For what it’s worth, I’m pretty sceptical about the study’s reported conclusion that cattle and deer are aligning themselves with the Earth’s magnetic field. It is not unreasonable to suggest that such animals—many species of which are migratory—might have evolved some sort of internal magnetic compass, but, off the top of my head, I can think of a number of alternative explanations as to why they might align north-south—or appear to:

  • Turning from the prevailing winds: The animals might simply have been facing away from the prevailing winds, which in many parts of the world blow in a (very) roughly north-south direction. In fairness to them, according to the BBC article quoted above, the scientists involved in the study claim to have ruled out this possibility, although no details are given.

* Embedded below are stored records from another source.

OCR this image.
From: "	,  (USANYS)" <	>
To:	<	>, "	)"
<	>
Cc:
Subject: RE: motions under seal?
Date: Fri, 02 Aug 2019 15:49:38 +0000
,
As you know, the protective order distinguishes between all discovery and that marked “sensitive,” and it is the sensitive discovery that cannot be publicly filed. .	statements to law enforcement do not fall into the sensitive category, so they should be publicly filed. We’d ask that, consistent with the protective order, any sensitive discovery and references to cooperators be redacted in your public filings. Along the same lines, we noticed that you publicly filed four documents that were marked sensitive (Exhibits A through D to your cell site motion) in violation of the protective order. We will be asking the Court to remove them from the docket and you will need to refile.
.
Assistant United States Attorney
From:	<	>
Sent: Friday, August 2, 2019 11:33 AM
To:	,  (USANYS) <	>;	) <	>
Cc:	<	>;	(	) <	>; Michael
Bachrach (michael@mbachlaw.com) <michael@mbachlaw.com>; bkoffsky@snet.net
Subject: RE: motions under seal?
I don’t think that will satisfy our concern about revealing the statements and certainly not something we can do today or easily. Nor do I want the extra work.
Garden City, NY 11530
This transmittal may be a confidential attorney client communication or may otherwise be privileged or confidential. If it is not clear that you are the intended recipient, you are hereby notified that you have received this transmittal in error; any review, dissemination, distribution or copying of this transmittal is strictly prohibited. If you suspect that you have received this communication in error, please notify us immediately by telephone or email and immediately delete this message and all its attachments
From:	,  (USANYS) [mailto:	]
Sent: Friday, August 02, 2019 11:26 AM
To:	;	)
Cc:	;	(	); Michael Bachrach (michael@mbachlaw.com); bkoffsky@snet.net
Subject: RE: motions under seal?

  • Turning from the sun: It seems reasonable to assume—although this is pure conjecture—that more of the photographs used on Google Earth would have been taken towards the middle of the day, rather than at either end of the day. This would help to avoid long shadows and colour-cast in the photographs, and would mean that the pilots of the aircraft taking the photographs—they are not satellite photographs—would not have to take off or land near sunrise or sunset. In the middle of the day, the sun tends to be in the south in the northern hemisphere and in the north in the southern hemisphere. So, at the time the photographs were taken, the animals might simply have had their bodies turned away from the sun to avoid overheating. Again, the scientists involved in the study claim to have ruled out this possibility. This alternative explanation might, however, also explain why the north-south orientation is less pronounced in Africa, where the midday sun is more overhead, so turning in any one direction would make little difference in terms of the amount of sunlight falling on the body.

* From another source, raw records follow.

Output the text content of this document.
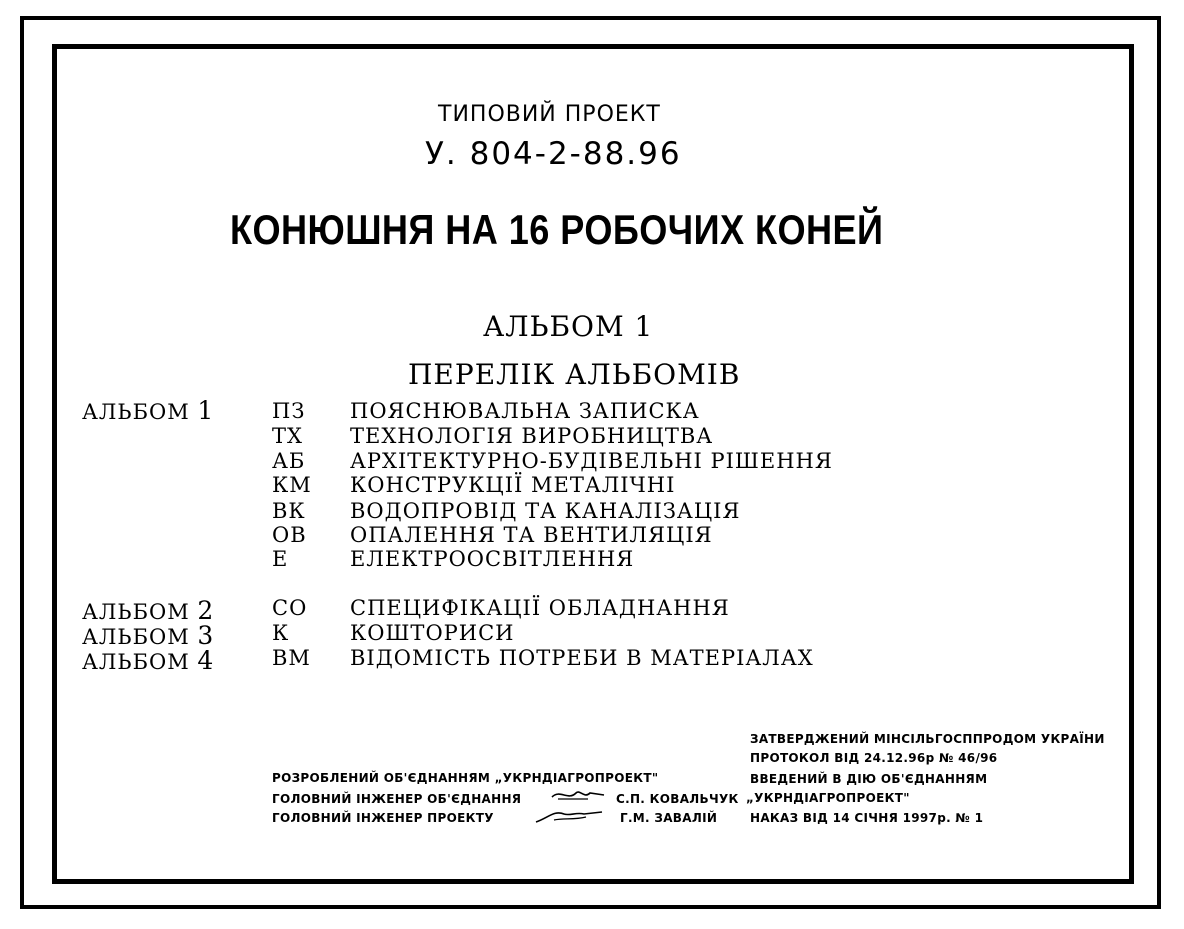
ТИПОВИЙ ПРОЕКТ
У. 804-2-88.96
КОНЮШНЯ НА 16 РОБОЧИХ КОНЕЙ
АЛЬБОМ 1
ПЕРЕЛІК АЛЬБОМІВ
АЛЬБОМ 1	ПЗ ПОЯСНЮВАЛЬНА ЗАПИСКА
ТХ ТЕХНОЛОГІЯ ВИРОБНИЦТВА
АБ АРХІТЕКТУРНО-БУДІВЕЛЬНІ РІШЕННЯ
КМ КОНСТРУКЦІЇ МЕТАЛІЧНІ
ВК ВОДОПРОВІД ТА КАНАЛІЗАЦІЯ
ОВ ОПАЛЕННЯ ТА ВЕНТИЛЯЦІЯ
Е	ЕЛЕКТРООСВІТЛЕННЯ
АЛЬБОМ 2	СО СПЕЦИФІКАЦІЇ ОБЛАДНАННЯ
АЛЬБОМ 3	К	КОШТОРИСИ
АЛЬБОМ 4	ВМ ВІДОМІСТЬ ПОТРЕБИ В МАТЕРІАЛАХ
РОЗРОБЛЕНИЙ ОБ'ЄДНАННЯМ „УКРНДІАГРОПРОЕКТ"
ГОЛОВНИЙ ІНЖЕНЕР ОБ'ЄДНАННЯ	С.П. КОВАЛЬЧУК
ГОЛОВНИЙ ІНЖЕНЕР ПРОЕКТУ	Г.М. ЗАВАЛІЙ
ЗАТВЕРДЖЕНИЙ МІНСІЛЬГОСППРОДОМ УКРАЇНИ
ПРОТОКОЛ ВІД 24.12.96р № 46/96
ВВЕДЕНИЙ В ДІЮ ОБ'ЄДНАННЯМ
„УКРНДІАГРОПРОЕКТ"
НАКАЗ ВІД 14 СІЧНЯ 1997р. № 1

  • Turning from (or towards) the aircraft: The aircraft which took the Google Earth photographs will have done so by passing back-and-forth along roughly parallel lines to ensure maximum coverage for minimum effort. If, as seems reasonable, their parallel lines were in a north-south or east-west direction, the animals in the photographs might have turned their bodies towards or away from the aircraft as a defence mechanism, to appear either bigger or smaller—who knows what’s going on inside a cow’s brain?
  • Sampling bias: The BBC report says that it sometimes took the scientists hours to find some pictures with good resolution, and that they were unable to distinguish between the head and rear of the cattle, but could tell that the animals tended to face either north or south. Perhaps the scientists simply found it easier to spot north-south facing animals in the photographs. One reason for this might, again, be sun direction. If the sun is in the south, say, and a cow faces north-south, the roughly rectangular shape of the animal’s body when viewed from overhead will be extended by the animal’s north-pointing shadow. But, if the cow is facing east-west, the shadow will make the cow’s overhead image appear to be more ‘square-shaped’ (i.e. less like a cow). East-west-facing cows might simply be harder to spot!

I am not saying that any of my alternative explanations for why these animals appear to be aligned north-south is correct; I am merely saying that I don’t know whether the study adequately deals with such alternative explanations. If only the report weren’t locked away behind a publisher’s paywall, we might all be able to come to our own conclusions.